Numerical modeling of molecular electrostatics and solvation in USM

Research

Our research is inherently interdisciplinary, and touches a wide variety of topics: from biomolecular physics, to math, to computational science. Most of our work is related to the solution of the Poisson-Boltzmann equation using boundary integral methods, and applications of this in biophysics.

This research has been funded by ANID, through their FONDECYT and FONDEF programs, and USM, by means of internal funding from the DGIIE (Office of Research, Innovation and Entrepreneurship). Their support is highly appreciated.

For an up-to-date list of publications, visit Christopher’s google scholar profile

The Poisson-Boltzmann equation for molecular electrostatics

Our main research line is in the development of computer codes to simulate protein solvation with continuum electrostatic models (ie. considering the solvent as a dielectric region). This yields system of PDEs where the Poisson and Poisson-Boltzmann equations are coupled on the molecular surface, which we represent with boundary integral equations. We solve this numerically using boundary element methods, accelerated with fast methods that run on GPUs. Most of our work has been implemented on two codes:

  • PyGBe, an in-house BEM code that runs of GPUs.
  • PBJ (Poisson-Boltzmann & Jupyter), a Jupyter notebook based codethat uses the Bempp library.

Some applications we’ve explored with our codes are

  • Protein-surface interaction
  • Viral disassembly
  • Nonpolar solvation
  • LSPR biosensor sensitivity
  • Polarizable force fields

Left: Electrostatic potential on the molecular surface of a HIV-1 protease-substrate complex. Right: BEM mesh for lysozyme.

Fast and accurate computations

One of the main disadvantages of BEM is that it generates dense matrices, yielding a O(N^2) scaling in memory and computer time that limits its applicability. Because of this, we’re very interested in developing algorithms that improve this scaling to O(NlogN) or even O(N). More specifically, I’ve mostly worked with the treecode algorithm, which accelerates N-body problems to O(NlogN) by approximating far-away interactions to centers of expansion.

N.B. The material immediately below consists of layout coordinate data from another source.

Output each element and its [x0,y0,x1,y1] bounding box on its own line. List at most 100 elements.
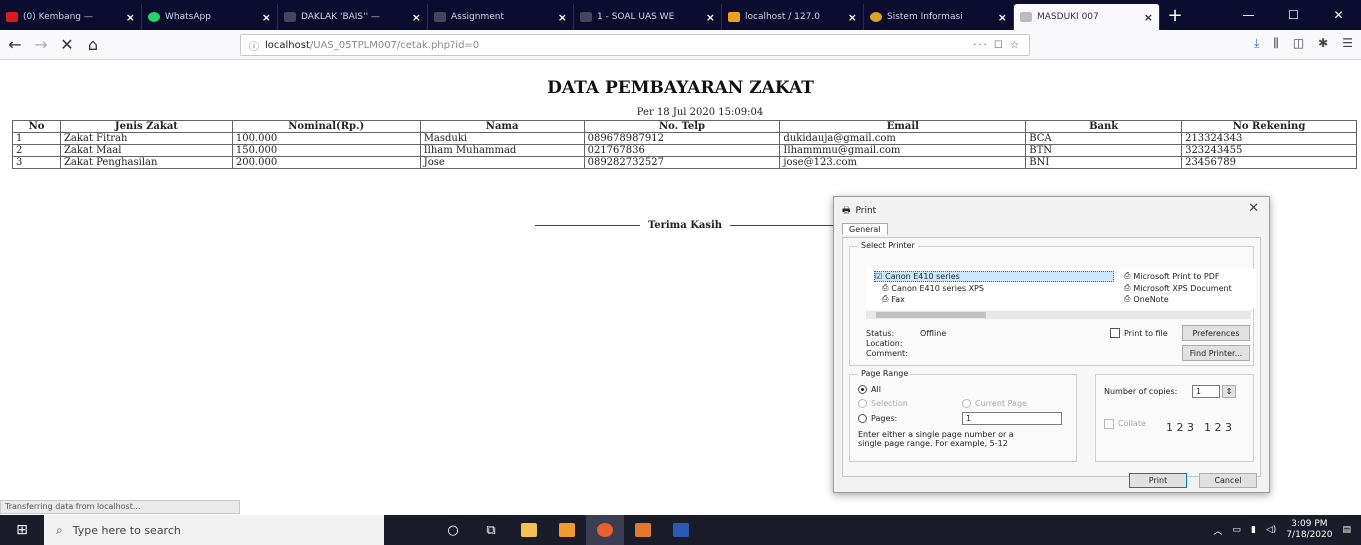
taskbar: ⊞ ⌕ Type here to search ○ ⧉ ︿ ▭ ▮ ◁) 3:0… [0,515,1361,545]
printer-item-onenote[interactable]: ⎙ OneNote [1124,294,1169,304]
battery-icon[interactable]: ▮ [1251,525,1256,535]
cortana-icon[interactable]: ○ [434,515,472,545]
library-icon[interactable]: ⫼ [1273,36,1279,51]
search-icon: ⌕ [56,522,63,537]
tab-close-icon[interactable]: × [262,11,271,24]
table-cell: 2 [12,144,61,157]
tab-close-icon[interactable]: × [998,11,1007,24]
stop-icon[interactable]: ✕ [56,35,78,54]
firefox-icon[interactable] [586,515,624,545]
comment-label: Comment: [866,349,908,358]
maximize-icon[interactable]: ☐ [1271,8,1316,22]
file-explorer-icon[interactable] [510,515,548,545]
pages-input[interactable]: 1 [962,412,1062,425]
tab-close-icon[interactable]: × [126,11,135,24]
browser-tab[interactable]: 1 - SOAL UAS WE × [574,4,722,30]
url-host: localhost [265,39,310,51]
app-icon[interactable] [548,515,586,545]
tab-close-icon[interactable]: × [412,11,421,24]
checked-printer-icon: ☑ [875,272,883,281]
close-window-icon[interactable]: ✕ [1316,8,1361,22]
printer-item-canon-xps[interactable]: ⎙ Canon E410 series XPS [882,283,984,293]
all-pages-label: All [871,385,881,394]
preferences-button[interactable]: Preferences [1182,325,1250,341]
volume-icon[interactable]: ◁) [1266,525,1276,535]
tab-title: Sistem Informasi [887,12,963,22]
download-icon[interactable]: ⤓ [1254,36,1259,51]
tab-close-icon[interactable]: × [558,11,567,24]
network-icon[interactable]: ▭ [1232,525,1241,535]
browser-tab[interactable]: WhatsApp × [142,4,278,30]
task-view-icon[interactable]: ⧉ [472,515,510,545]
printer-item-xps[interactable]: ⎙ Microsoft XPS Document [1124,283,1232,293]
toolbar-right: ⤓ ⫼ ◫ ✱ ☰ [1254,36,1353,51]
copies-input[interactable]: 1 [1192,385,1220,398]
table-cell: Zakat Maal [59,144,233,157]
extension-icon[interactable]: ✱ [1318,36,1328,51]
clock[interactable]: 3:09 PM 7/18/2020 [1286,519,1332,541]
table-cell: 3 [12,156,61,169]
tray-chevron-icon[interactable]: ︿ [1213,524,1222,537]
collate-pages-icon-a: 1 2 3 [1166,421,1194,434]
table-cell: Ilhammmu@gmail.com [779,144,1027,157]
taskbar-search[interactable]: ⌕ Type here to search [44,515,384,545]
clock-time: 3:09 PM [1291,519,1328,529]
forward-icon[interactable]: → [30,35,52,54]
printer-list-scrollbar[interactable] [866,311,1251,319]
browser-tab-active[interactable]: MASDUKI 007 × [1014,4,1160,30]
notifications-icon[interactable]: ▤ [1342,525,1351,535]
word-icon[interactable] [662,515,700,545]
dialog-close-icon[interactable]: ✕ [1248,201,1259,216]
tab-close-icon[interactable]: × [706,11,715,24]
collate-checkbox[interactable] [1104,419,1114,429]
table-row: 1 Zakat Fitrah 100.000 Masduki 089678987… [12,132,1357,145]
all-pages-radio[interactable] [858,385,867,394]
print-button[interactable]: Print [1129,473,1187,488]
menu-icon[interactable]: ☰ [1342,36,1353,51]
table-cell: dukidauja@gmail.com [779,132,1027,145]
table-row: 2 Zakat Maal 150.000 Ilham Muhammad 0217… [12,144,1357,157]
print-to-file-checkbox[interactable] [1110,328,1120,338]
browser-tab[interactable]: (0) Kembang — × [0,4,142,30]
home-icon[interactable]: ⌂ [82,35,104,54]
new-tab-button[interactable]: + [1160,4,1190,30]
sidebar-icon[interactable]: ◫ [1293,36,1304,51]
printer-item-fax[interactable]: ⎙ Fax [882,294,905,304]
page-info-icon[interactable]: ⓘ [249,38,259,53]
browser-tab[interactable]: localhost / 127.0 × [722,4,864,30]
printer-name: Canon E410 series [885,272,960,281]
tab-close-icon[interactable]: × [848,11,857,24]
scrollbar-thumb[interactable] [876,312,986,318]
printer-name: Microsoft Print to PDF [1133,271,1220,281]
tab-close-icon[interactable]: × [1144,11,1153,24]
dialog-tabs: General [842,223,888,235]
tab-general[interactable]: General [842,223,888,235]
divider-line [730,225,836,226]
current-page-radio[interactable] [962,399,971,408]
back-icon[interactable]: ← [4,35,26,54]
tab-favicon-icon [580,12,592,22]
tab-title: Assignment [451,12,504,22]
url-bar[interactable]: ⓘ localhost /UAS_05TPLM007/cetak.php?id=… [240,34,1030,56]
selection-radio[interactable] [858,399,867,408]
printer-item-canon[interactable]: ☑ Canon E410 series [874,271,1114,282]
tab-favicon-icon [284,12,296,22]
minimize-icon[interactable]: — [1226,8,1271,22]
browser-tab[interactable]: Assignment × [428,4,574,30]
cancel-button[interactable]: Cancel [1199,473,1257,488]
copies-spinner-icon[interactable]: ⇕ [1222,385,1236,398]
browser-tab[interactable]: DAKLAK 'BAIS'' — × [278,4,428,30]
windows-start-icon[interactable]: ⊞ [0,515,44,545]
url-actions[interactable]: ··· ☐ ☆ [973,40,1021,51]
browser-tab[interactable]: Sistem Informasi × [864,4,1014,30]
column-header: No [12,120,61,133]
divider-line [535,225,640,226]
printer-list[interactable]: ☑ Canon E410 series ⎙ Canon E410 series … [866,269,1256,309]
pages-radio[interactable] [858,414,867,423]
table-cell: BCA [1025,132,1183,145]
find-printer-button[interactable]: Find Printer... [1182,345,1250,361]
app-icon[interactable] [624,515,662,545]
thanks-divider: Terima Kasih [535,220,836,231]
printer-item-pdf[interactable]: ⎙ Microsoft Print to PDF [1124,271,1219,281]
table-cell: 23456789 [1181,156,1357,169]
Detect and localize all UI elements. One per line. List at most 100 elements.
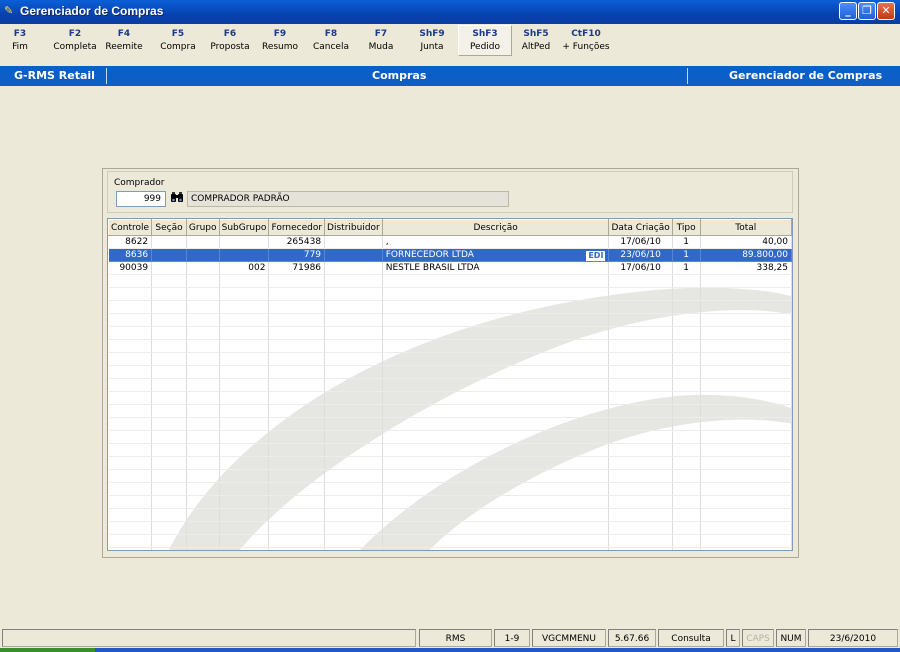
column-header-tipo[interactable]: Tipo: [671, 219, 701, 236]
empty-cell: [700, 469, 792, 483]
fkey-cancela-button[interactable]: F8 Cancela: [310, 28, 352, 53]
empty-cell: [268, 417, 326, 431]
empty-cell: [608, 365, 673, 379]
empty-cell: [324, 547, 383, 550]
empty-cell: [219, 404, 270, 418]
fkey-mais-funcoes-button[interactable]: CtF10 + Funções: [560, 28, 612, 53]
status-caps: CAPS: [742, 629, 774, 647]
cell-tipo: 1: [672, 248, 701, 262]
empty-cell: [382, 534, 610, 548]
table-row-selected[interactable]: 8636 779 EDI FORNECEDOR LTDA 23/06/10 1 8…: [108, 248, 792, 262]
empty-cell: [324, 339, 383, 353]
empty-cell: [324, 391, 383, 405]
orders-grid[interactable]: Controle Seção Grupo SubGrupo Fornecedor…: [107, 218, 793, 551]
table-row[interactable]: 8622 265438 , 17/06/10 1 40,00: [108, 235, 792, 249]
empty-cell: [186, 404, 220, 418]
column-header-secao[interactable]: Seção: [151, 219, 187, 236]
cell-subgrupo: [219, 235, 270, 249]
empty-cell: [268, 521, 326, 535]
empty-cell: [186, 300, 220, 314]
taskbar-edge: [0, 648, 900, 652]
empty-cell: [108, 352, 153, 366]
cell-total: 89.800,00: [700, 248, 792, 262]
cell-secao: [151, 248, 187, 262]
empty-cell: [700, 534, 792, 548]
empty-cell: [324, 534, 383, 548]
table-row[interactable]: 90039 002 71986 NESTLE BRASIL LTDA 17/06…: [108, 261, 792, 275]
cell-grupo: [186, 261, 220, 275]
column-header-data-criacao[interactable]: Data Criação: [608, 219, 673, 236]
fkey-compra-button[interactable]: F5 Compra: [157, 28, 199, 53]
empty-cell: [186, 365, 220, 379]
column-header-distribuidor[interactable]: Distribuidor: [324, 219, 383, 236]
empty-cell: [608, 339, 673, 353]
empty-cell: [268, 352, 326, 366]
empty-cell: [268, 378, 326, 392]
empty-row: [108, 547, 792, 550]
empty-cell: [700, 352, 792, 366]
empty-cell: [186, 417, 220, 431]
empty-cell: [672, 339, 701, 353]
column-header-grupo[interactable]: Grupo: [185, 219, 220, 236]
empty-cell: [219, 313, 270, 327]
empty-cell: [151, 430, 187, 444]
restore-button[interactable]: ❐: [858, 2, 876, 20]
column-header-controle[interactable]: Controle: [108, 219, 153, 236]
column-header-subgrupo[interactable]: SubGrupo: [218, 219, 270, 236]
empty-cell: [186, 378, 220, 392]
cell-secao: [151, 235, 187, 249]
column-header-fornecedor[interactable]: Fornecedor: [268, 219, 326, 236]
empty-cell: [608, 300, 673, 314]
fkey-key: F3: [13, 29, 27, 39]
column-header-total[interactable]: Total: [699, 219, 792, 236]
empty-row: [108, 417, 792, 431]
empty-cell: [108, 456, 153, 470]
minimize-button[interactable]: _: [839, 2, 857, 20]
cell-descricao: EDI FORNECEDOR LTDA: [382, 248, 610, 262]
fkey-key: F7: [374, 29, 388, 39]
cell-controle: 90039: [108, 261, 153, 275]
empty-cell: [608, 352, 673, 366]
empty-cell: [151, 274, 187, 288]
empty-cell: [324, 352, 383, 366]
empty-cell: [151, 391, 187, 405]
empty-cell: [324, 378, 383, 392]
empty-cell: [700, 547, 792, 550]
empty-cell: [186, 547, 220, 550]
empty-cell: [672, 508, 701, 522]
fkey-pedido-button[interactable]: ShF3 Pedido: [458, 25, 512, 56]
fkey-key: CtF10: [571, 29, 601, 39]
fkey-muda-button[interactable]: F7 Muda: [364, 28, 398, 53]
empty-cell: [672, 404, 701, 418]
fkey-completa-button[interactable]: F2 Completa: [53, 28, 97, 53]
header-divider: [106, 68, 107, 84]
empty-cell: [672, 534, 701, 548]
empty-cell: [108, 404, 153, 418]
fkey-key: F8: [324, 29, 338, 39]
fkey-fim-button[interactable]: F3 Fim: [7, 28, 33, 53]
fkey-reemite-button[interactable]: F4 Reemite: [104, 28, 144, 53]
fkey-altped-button[interactable]: ShF5 AltPed: [517, 28, 555, 53]
empty-cell: [608, 521, 673, 535]
description-text: ,: [385, 237, 389, 247]
fkey-resumo-button[interactable]: F9 Resumo: [259, 28, 301, 53]
close-button[interactable]: ✕: [877, 2, 895, 20]
fkey-label: Fim: [12, 42, 28, 52]
empty-cell: [324, 495, 383, 509]
empty-cell: [186, 469, 220, 483]
binoculars-search-icon[interactable]: [168, 191, 186, 207]
fkey-junta-button[interactable]: ShF9 Junta: [414, 28, 450, 53]
empty-cell: [324, 482, 383, 496]
empty-cell: [324, 521, 383, 535]
fkey-proposta-button[interactable]: F6 Proposta: [205, 28, 255, 53]
buyer-code-input[interactable]: 999: [116, 191, 166, 207]
empty-cell: [108, 430, 153, 444]
empty-cell: [108, 300, 153, 314]
empty-cell: [700, 300, 792, 314]
column-header-descricao[interactable]: Descrição: [381, 219, 610, 236]
empty-cell: [608, 417, 673, 431]
empty-cell: [324, 404, 383, 418]
header-divider: [687, 68, 688, 84]
empty-cell: [382, 365, 610, 379]
empty-cell: [268, 300, 326, 314]
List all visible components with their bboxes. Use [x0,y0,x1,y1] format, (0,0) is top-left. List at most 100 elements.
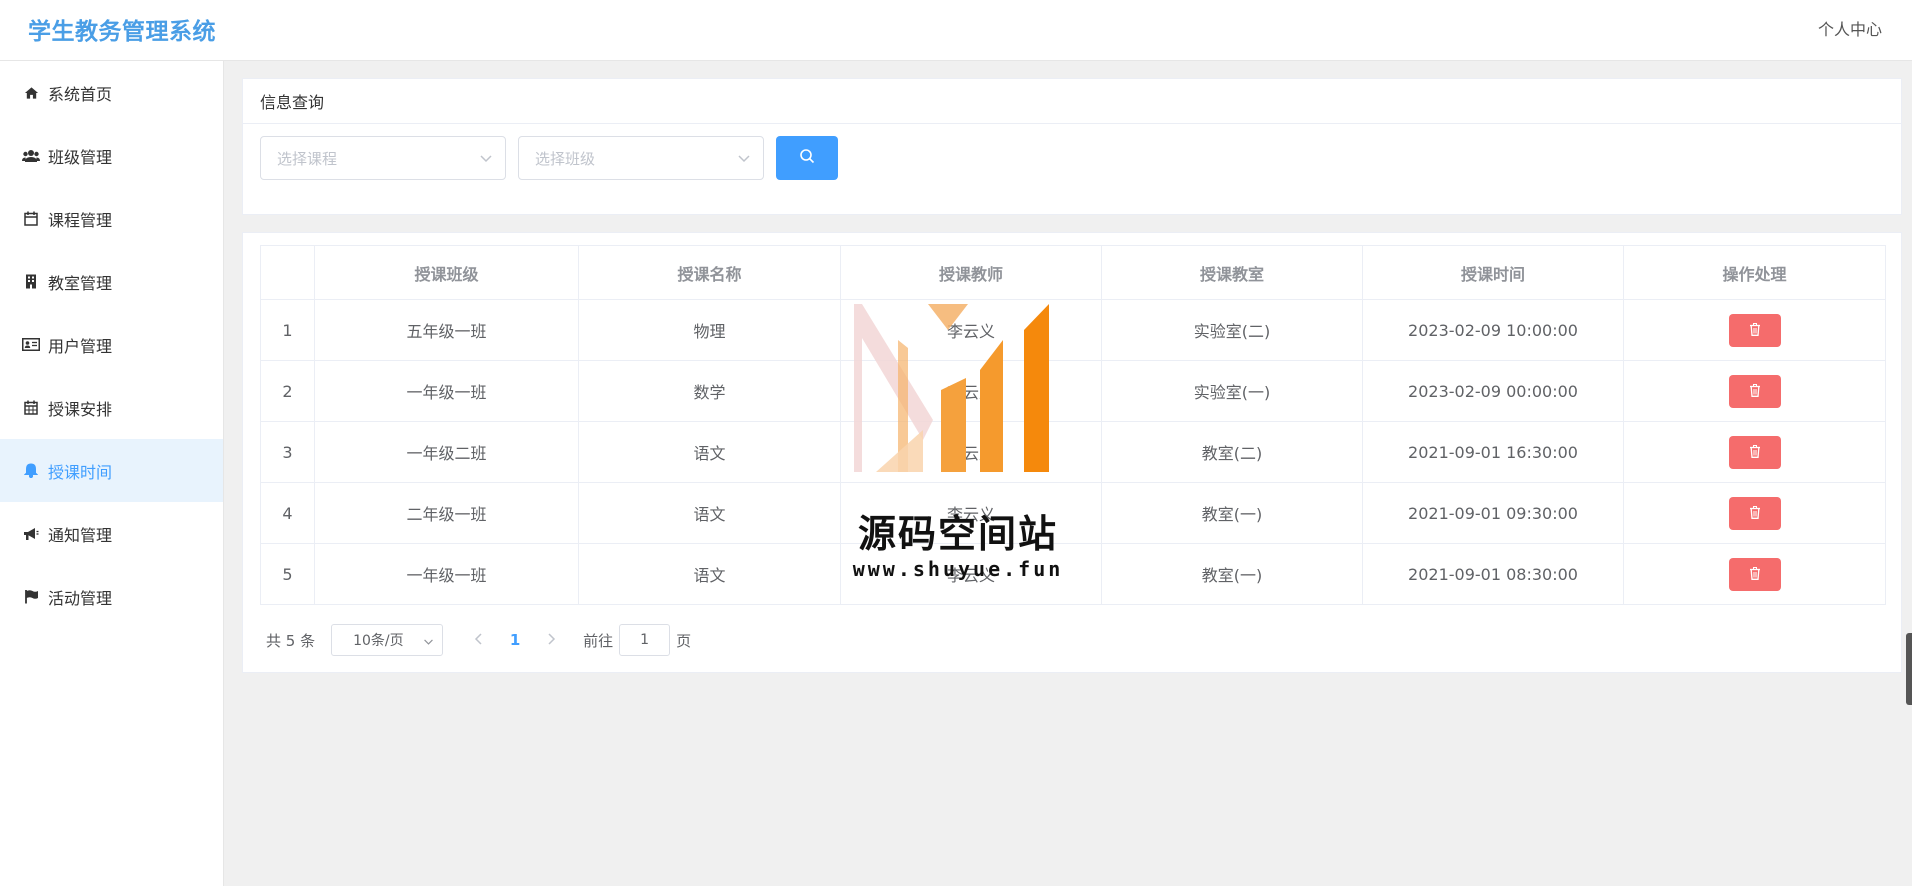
chevron-left-icon [474,631,484,649]
cell-course: 语文 [578,482,841,544]
cell-class: 二年级一班 [314,482,579,544]
page-number-current[interactable]: 1 [493,631,537,649]
cell-index: 2 [260,360,315,422]
cell-room: 教室(一) [1101,482,1363,544]
col-header-room: 授课教室 [1101,245,1363,300]
trash-icon [1749,321,1761,340]
cell-class: 一年级二班 [314,421,579,483]
sidebar-item-teaching-time[interactable]: 授课时间 [0,439,223,502]
cell-index: 3 [260,421,315,483]
users-icon [22,147,40,165]
query-form: 选择课程 选择班级 [243,124,1901,192]
sidebar-item-activity[interactable]: 活动管理 [0,565,223,628]
goto-page-input[interactable] [619,624,671,656]
cell-course: 数学 [578,360,841,422]
watermark-text: 源码空间站 [857,512,1058,556]
cell-course: 语文 [578,421,841,483]
delete-button[interactable] [1728,435,1781,469]
sidebar-item-schedule[interactable]: 授课安排 [0,376,223,439]
cell-course: 物理 [578,299,841,361]
page-unit-label: 页 [676,631,692,650]
col-header-course: 授课名称 [578,245,841,300]
next-page-button[interactable] [537,631,565,649]
query-panel: 信息查询 选择课程 选择班级 [242,78,1902,215]
watermark: 源码空间站 www.shuyue.fun [838,300,1078,590]
cell-time: 2021-09-01 09:30:00 [1362,482,1624,544]
calendar-grid-icon [22,399,40,417]
sidebar-item-label: 课程管理 [48,210,113,230]
cell-room: 实验室(一) [1101,360,1363,422]
cell-actions [1623,482,1886,544]
user-center-link[interactable]: 个人中心 [1818,16,1882,40]
cell-time: 2023-02-09 10:00:00 [1362,299,1624,361]
trash-icon [1749,382,1761,401]
app-title: 学生教务管理系统 [28,19,216,45]
cell-room: 教室(二) [1101,421,1363,483]
bullhorn-icon [22,525,40,543]
delete-button[interactable] [1728,313,1781,347]
class-select[interactable]: 选择班级 [518,136,764,180]
page-size-select[interactable]: 10条/页 [331,624,444,656]
cell-class: 一年级一班 [314,360,579,422]
calendar-icon [22,210,40,228]
sidebar: 系统首页 班级管理 课程管理 教室管理 用户管理 授课安排 授课时间 通知管理 … [0,61,224,886]
bell-icon [22,462,40,480]
query-panel-title: 信息查询 [243,79,1901,124]
sidebar-item-course[interactable]: 课程管理 [0,187,223,250]
page-size-value: 10条/页 [353,633,404,649]
cell-room: 教室(一) [1101,543,1363,605]
prev-page-button[interactable] [465,631,493,649]
cell-actions [1623,299,1886,361]
building-icon [22,273,40,291]
cell-time: 2023-02-09 00:00:00 [1362,360,1624,422]
scrollbar-handle[interactable] [1906,633,1912,705]
pagination: 共 5 条 10条/页 1 前往 页 [260,605,1884,675]
sidebar-item-label: 系统首页 [48,84,113,104]
table-header-row: 授课班级 授课名称 授课教师 授课教室 授课时间 操作处理 [260,245,1886,300]
sidebar-item-label: 活动管理 [48,588,113,608]
cell-time: 2021-09-01 16:30:00 [1362,421,1624,483]
cell-class: 五年级一班 [314,299,579,361]
chevron-right-icon [546,631,556,649]
sidebar-item-label: 教室管理 [48,273,113,293]
sidebar-item-notice[interactable]: 通知管理 [0,502,223,565]
trash-icon [1749,565,1761,584]
cell-index: 5 [260,543,315,605]
watermark-url: www.shuyue.fun [852,557,1064,581]
class-select-placeholder: 选择班级 [535,149,596,168]
goto-label: 前往 [583,631,614,650]
course-select-placeholder: 选择课程 [277,149,338,168]
cell-index: 1 [260,299,315,361]
sidebar-item-user[interactable]: 用户管理 [0,313,223,376]
chevron-down-icon [423,635,434,651]
cell-actions [1623,360,1886,422]
col-header-class: 授课班级 [314,245,579,300]
top-header: 学生教务管理系统 个人中心 [0,0,1912,61]
sidebar-item-label: 通知管理 [48,525,113,545]
sidebar-item-label: 授课安排 [48,399,113,419]
pagination-total: 共 5 条 [266,631,316,650]
home-icon [22,84,40,102]
course-select[interactable]: 选择课程 [260,136,506,180]
delete-button[interactable] [1728,374,1781,408]
cell-room: 实验室(二) [1101,299,1363,361]
sidebar-item-label: 用户管理 [48,336,113,356]
col-header-actions: 操作处理 [1623,245,1886,300]
sidebar-item-label: 授课时间 [48,462,113,482]
sidebar-item-classroom[interactable]: 教室管理 [0,250,223,313]
sidebar-item-label: 班级管理 [48,147,113,167]
flag-icon [22,588,40,606]
delete-button[interactable] [1728,557,1781,591]
sidebar-item-class[interactable]: 班级管理 [0,124,223,187]
cell-index: 4 [260,482,315,544]
id-card-icon [22,336,40,354]
chevron-down-icon [479,151,493,169]
delete-button[interactable] [1728,496,1781,530]
cell-actions [1623,543,1886,605]
search-button[interactable] [776,136,838,180]
col-header-time: 授课时间 [1362,245,1624,300]
sidebar-item-home[interactable]: 系统首页 [0,61,223,124]
watermark-logo [854,304,1049,472]
col-header-index [260,245,315,300]
trash-icon [1749,504,1761,523]
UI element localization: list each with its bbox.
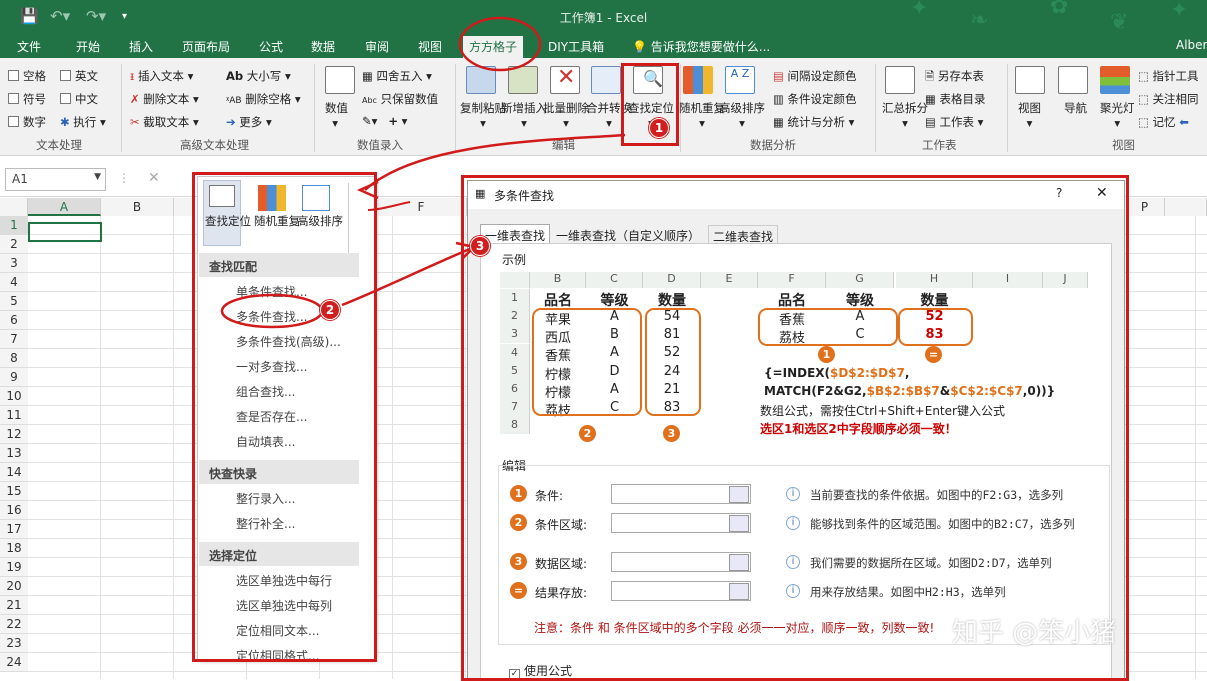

Sketch of the treecode far-field approximation. White dots are ‘targets’ and black dots ‘sources’ of mass.

To develop the most efficient code possible, we have also explored alternative boundary integral formulations, preconditioners, and adaptive mesh refinement.

High performance computing

Many real-life applications are just too big to model on a single CPU, and we require parallel processing and modern hardware to tackle them in reasonable time. Most of my work has been based in the use of GPUs for numerical algorithms, and we’ve been exploring to extend those algorithms to use multiple CPUs and GPUs.